Встречаясь с мастерами-граверами, Кириллин беседовал с ними и внимательно присматривался к новым работам, появившимся за время его отсутствия. Жбаны, вазы, винные приборы радовали глаз. Каждый стремился сделать свою вещь лучше, искуснее, чем делал другой. Кириллин всегда испытывал чувство гордости за тот трудолюбивый замкнутый народ, с которым работал рука об руку. Эти люди брались за непостижимые дела и делали так, что радовалось сердце и гордо было сознавать, что дух человека не сгибался от житейских невзгод, что люди, придавленные гнетом, лишениями, создавали чудесные вещи.
Выйдет из рук мастера кубок с ножкой, похожей на переплетенные тяжелые листья аканта, и приказчик запишет ему в книге еще одну вещь. Если кубок заказной, гутейскому мастеру лишний гривенник в день положат. Простой, не заказной вещи другая цена.
Хоть немного, но все же платили каждому, а Гутареву за два месяца не пришлось ни гроша. Кириллин убедился в этом, заглянув к приказчику в книгу.
— Послушай, Степаныч, почему Гутареву ничего получать не приходится? — спросил Александр Васильевич.
Приказчик сдвинул на лоб очки, внимательно посмотрел на мастера и почесал пальцем клинышек бородки. После некоторого раздумья неуверенно ответил:
— Не знаю. Он, может, не мастер, а ярыжка подзаборный, этот Гутарев?
— Зря не говори, — остановил Кириллин. — Нет ли ошибки?
— Ты тоже зря-то не говори! — рассердился приказчик. — В моей книге ошибки быть не может. Любую запись смотри. Хочешь, твою покажу?
— Не надо, и так знаю.
— Смотри. Вот щет Василия Кустова с пятью сынами.

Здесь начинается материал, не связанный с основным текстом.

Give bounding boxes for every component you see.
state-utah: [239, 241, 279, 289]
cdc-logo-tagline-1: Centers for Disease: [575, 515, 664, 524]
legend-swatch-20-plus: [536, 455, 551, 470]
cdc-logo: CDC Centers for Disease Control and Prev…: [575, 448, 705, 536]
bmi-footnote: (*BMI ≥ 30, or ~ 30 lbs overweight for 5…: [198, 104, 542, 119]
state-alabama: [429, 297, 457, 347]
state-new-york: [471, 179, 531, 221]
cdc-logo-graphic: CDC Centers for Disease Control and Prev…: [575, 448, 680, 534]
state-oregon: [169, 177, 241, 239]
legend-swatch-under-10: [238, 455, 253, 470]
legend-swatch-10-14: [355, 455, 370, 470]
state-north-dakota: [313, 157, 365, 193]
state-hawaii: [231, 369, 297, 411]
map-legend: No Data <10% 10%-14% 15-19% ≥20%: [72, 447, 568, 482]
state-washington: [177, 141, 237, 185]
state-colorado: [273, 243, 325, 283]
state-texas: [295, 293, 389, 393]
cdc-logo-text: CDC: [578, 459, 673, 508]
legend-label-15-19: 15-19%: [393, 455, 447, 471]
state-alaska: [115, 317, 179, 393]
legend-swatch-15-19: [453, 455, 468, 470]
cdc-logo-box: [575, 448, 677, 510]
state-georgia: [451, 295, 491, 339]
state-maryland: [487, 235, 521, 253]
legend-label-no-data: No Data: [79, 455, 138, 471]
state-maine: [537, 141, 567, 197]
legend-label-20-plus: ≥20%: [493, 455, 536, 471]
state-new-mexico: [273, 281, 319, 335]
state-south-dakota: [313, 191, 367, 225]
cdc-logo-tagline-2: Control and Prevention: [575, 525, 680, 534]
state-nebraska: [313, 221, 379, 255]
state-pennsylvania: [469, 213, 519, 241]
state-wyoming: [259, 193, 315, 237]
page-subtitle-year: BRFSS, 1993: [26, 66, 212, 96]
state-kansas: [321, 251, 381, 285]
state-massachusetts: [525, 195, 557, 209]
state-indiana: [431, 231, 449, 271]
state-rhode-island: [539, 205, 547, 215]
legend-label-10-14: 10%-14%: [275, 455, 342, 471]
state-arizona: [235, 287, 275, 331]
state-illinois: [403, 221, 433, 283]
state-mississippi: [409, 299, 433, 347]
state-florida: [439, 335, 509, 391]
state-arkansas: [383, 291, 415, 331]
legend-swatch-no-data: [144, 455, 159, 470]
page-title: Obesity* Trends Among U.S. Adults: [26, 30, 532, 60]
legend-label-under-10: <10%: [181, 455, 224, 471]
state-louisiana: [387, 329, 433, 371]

Заработали за месяц пятнадцать рублей — все до полушки записано. Три ведра вина в фабричной лавке за месяц набрали — записано, четь ржи и овса мешок — записано. Рыбу вяленую брали... Ничего не пропущено. Осталось три гривны выдать на руки — получай. У меня, брат, ошибки не бывает.
— Я не про то, Степаныч. А может быть так: не захочет управитель платить мастеру, и не будет записей?
— Э-э, Лександр Василич, вон ты куда метишь!.. Всё, милый, во власти управителя. Я кое-что слышал, да помалкиваю. Наше дело сторона. И напрасно ты в это дело вяжешься. Управитель найдет чем прижать. А мне что ж — не дают записей о товаре, и платы нет...
— А крест-то на тебе есть? — вскипел Кириллин. — Выходит, грабить, душить человека на глазах будут, а ты в сторонку отойдешь?
— Что же делать, милый? Плетью обуха не перешибешь, а себе глаза выхлестнешь.
— Барину надо рассказать. Он, поди, не потерпит.
— Попробуй, скажи, — усмехнулся приказчик, — может, сойдет. У барина к тебе сердце мягкое — такого мастера поискать, а мне на рожон лезть нельзя: не простит управитель. Погоди, он еще насолит и тебе.
— Посмотрим, — тряхнув головой, ответил Кириллин. — Я не из робких, Степаныч, — прибавил он, прощаясь с приказчиком,
У дверей кирпичного здания конторы Кириллин столкнулся с хозяином. Степан Петрович явно был не в духе. Брезгливо морщась, он вытирал платком правую руку.
— Вот наслание божье этот ветер, — ворчливо буркнул Корнилов, искоса оглядывая мастера, комкавшего в руках поярковую шляпу. — Пыль везде страшная... Ты что-то сказать хотел, Александр?